Pailin is a backwater border town between Cambodia and Thailand that is very much off of the Cambodia tourist trail. There are though enough things to make a trip to Pailin worth your while, and of course, it played an integral part of contemporary Cambodian/Khmer Rouge history.
History of Pailin
Pailin is famous for its gemstones, and when you have natural resources, you get a lot of popularity. Pre-revolution, the area, was populated by Shan Burmese people who came to take part in the gem trade.
Due to its wealth, it was one of the first places to be taken over by the revolutionary Khmer Rouge forces. The Communists subsequently used the wealth derived from Pailin to fund their revolution and 1975-79 regime.
Following the ousting of the Khmer Rouge in 1979, they retreated into to Pailin, again using the gemstones to fund their war against the central government. Pailin remained the essential capital of the rebel Khmer Rouge government until 1996, when Ieng Sery defected to the government.
The province was later carved into its own province, some would say as a way to leave the Khmer Rouge in power there. Since then, many former members have gone into hiding, some have been arrested, but essentially the area remains under KR control.
How Do You Get to Pailin
Like everything in Cambodia, there are locals buses that will take you here, but the best value, particularly if you are in a group, is to rent a vehicle. Siem Reap to Pailin is about a 4-hour drive, Battambang under 2 and Along Veng around 2, or so. Keep in mind that the state of the roads can change everything in Cambodia.
What Is There to Do in Pailin?
Not all that much, particularly if you are looking for things related to the Khmer Rouge rule in the area. There’s certainly not enough for a standalone visit. That being said, if you are looking to escape the city and enjoy a bit of the countryside, Pailin is very relaxed.
Wat Phnom Yat – A famous stupa built by Shan Burmese immigrants in 1922. At the top of a 500-meter hill, which can be driven, or walked up.
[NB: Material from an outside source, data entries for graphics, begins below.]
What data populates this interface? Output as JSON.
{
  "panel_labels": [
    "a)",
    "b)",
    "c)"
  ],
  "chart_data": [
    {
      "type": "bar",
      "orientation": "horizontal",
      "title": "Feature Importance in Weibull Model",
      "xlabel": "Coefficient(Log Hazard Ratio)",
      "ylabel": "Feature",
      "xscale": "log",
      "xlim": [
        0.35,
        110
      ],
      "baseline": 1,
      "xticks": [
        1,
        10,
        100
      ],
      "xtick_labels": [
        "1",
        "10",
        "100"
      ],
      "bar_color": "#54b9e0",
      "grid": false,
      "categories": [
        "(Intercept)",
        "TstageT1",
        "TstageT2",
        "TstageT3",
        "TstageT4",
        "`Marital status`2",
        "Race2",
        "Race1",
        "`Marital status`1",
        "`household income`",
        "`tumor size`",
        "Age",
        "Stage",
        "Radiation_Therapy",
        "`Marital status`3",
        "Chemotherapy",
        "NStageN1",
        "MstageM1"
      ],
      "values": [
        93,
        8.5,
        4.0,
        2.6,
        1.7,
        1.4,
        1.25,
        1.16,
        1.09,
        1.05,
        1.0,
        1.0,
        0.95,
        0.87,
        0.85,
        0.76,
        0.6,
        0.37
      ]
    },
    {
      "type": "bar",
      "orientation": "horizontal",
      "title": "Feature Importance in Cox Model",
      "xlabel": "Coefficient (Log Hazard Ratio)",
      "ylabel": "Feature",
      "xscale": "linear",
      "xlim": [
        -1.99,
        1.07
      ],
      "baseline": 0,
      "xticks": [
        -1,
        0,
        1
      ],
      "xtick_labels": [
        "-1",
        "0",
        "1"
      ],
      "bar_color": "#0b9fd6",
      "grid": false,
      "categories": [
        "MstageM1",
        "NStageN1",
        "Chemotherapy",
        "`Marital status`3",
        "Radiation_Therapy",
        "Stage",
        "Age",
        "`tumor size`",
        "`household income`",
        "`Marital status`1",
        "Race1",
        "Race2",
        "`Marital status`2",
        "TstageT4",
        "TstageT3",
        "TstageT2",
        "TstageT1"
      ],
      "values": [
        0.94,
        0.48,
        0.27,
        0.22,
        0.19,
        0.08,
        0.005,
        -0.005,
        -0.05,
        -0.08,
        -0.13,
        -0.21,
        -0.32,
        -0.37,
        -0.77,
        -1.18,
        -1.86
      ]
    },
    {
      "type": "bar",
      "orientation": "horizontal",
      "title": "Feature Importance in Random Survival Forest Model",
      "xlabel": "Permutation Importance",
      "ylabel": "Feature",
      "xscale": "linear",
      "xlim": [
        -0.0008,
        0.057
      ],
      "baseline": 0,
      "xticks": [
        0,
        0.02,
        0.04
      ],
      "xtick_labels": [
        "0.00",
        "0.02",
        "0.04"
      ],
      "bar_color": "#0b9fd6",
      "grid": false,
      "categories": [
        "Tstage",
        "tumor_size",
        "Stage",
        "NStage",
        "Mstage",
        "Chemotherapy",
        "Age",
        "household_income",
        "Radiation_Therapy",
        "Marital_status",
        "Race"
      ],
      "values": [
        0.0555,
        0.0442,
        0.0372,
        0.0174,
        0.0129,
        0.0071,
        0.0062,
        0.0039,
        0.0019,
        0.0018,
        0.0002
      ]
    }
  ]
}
Free entry, but if you want to get fully involved, go with a Khmer friend pay the donations and get prayed for. It is a very big complex, with a huge statue of Buddha being a highlight. You can easily spend a few hours strolling around here. At the bottom, there are a few coffee shops, as well as people selling Durian.
Durian Farm – Carry on from the bottom of the Wat Phnom Yat and head up towards the mountains. They farm Durian amongst other friends, which is interesting enough, but it is the gem handling operation here that is most fascinating. Alas, they will not sell you gems.